Avant la décision judiciaire, l'éditorialiste expliquait que Nicolas Sarkozy pouvait soit "être mis en examen, soit être placé sous le statut de témoin assisté" comme l'a été Jean-François Copé avant lui dans cette même enquête. La première solution aura donc été retenue par les instances juridiques bien que l'ancien président de la République soit également placé sous le statut de témoin assisté pour "les chefs d'usage de faux, escroquerie et abus de confiance". Des chefs d'accusation, directement liés à l'affaire Bygmalion

Son tempérament le pousse à redoubler d'offensive, de dynamisme

Alain Duhamel, au sujet de Nicolas Sarkozy

Ce n'est pas la première fois que l'ancien chef de l'État est inquiété par la justice. Alain Duhamel rappelle qu'il n'y a "jamais eu de condamnation judiciaire" à son égard, il juge toutefois le "calendrier catastrophique" après un weekend difficile durant lequel il a été boudé par les ténors de la droite lors du Conseil national de son parti.
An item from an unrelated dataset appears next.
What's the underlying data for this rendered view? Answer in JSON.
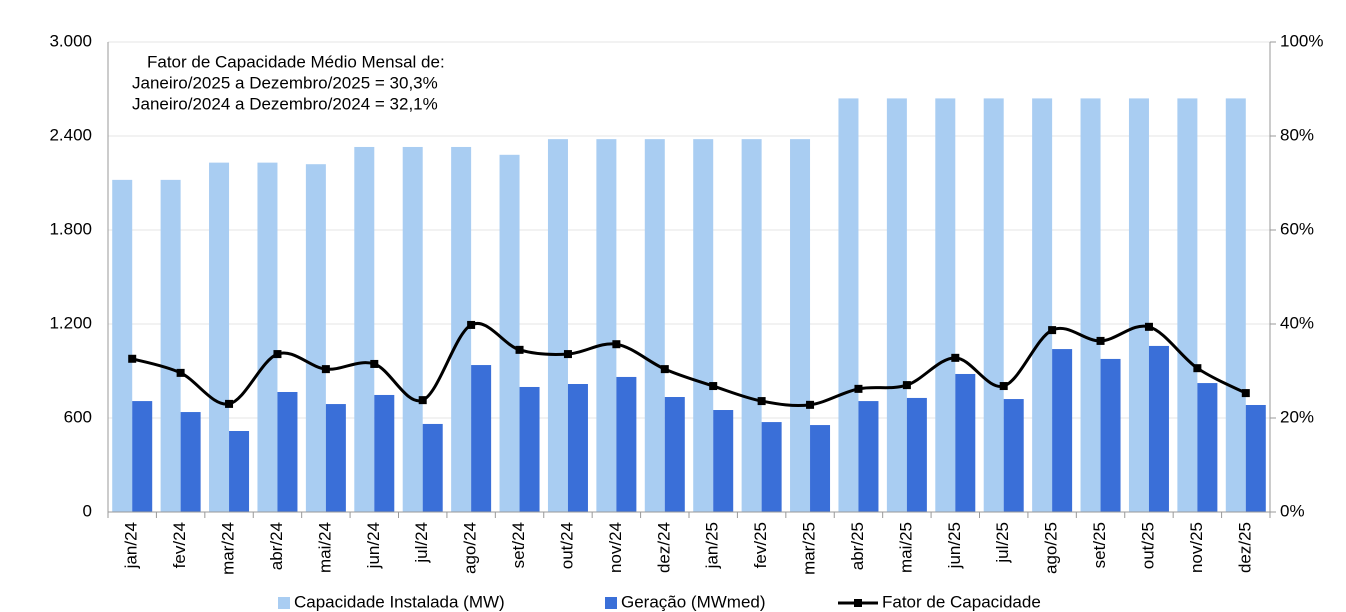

Le journaliste estime toutefois que Nicolas Sarkozy a la capacité de rebondir. "Son tempérament le pousse à redoubler d'offensive, de dynamisme", indique-t-il. En fonction de la décision des magistrats, le véritable enjeu pour le président du parti Les Républicains, c'est la réaction des Français. "Les juges de paix dans cette affaire, ce ne seront pas les magistrats instructeurs, ce seront les électeurs de la primaire", conclut Alain Duhamel.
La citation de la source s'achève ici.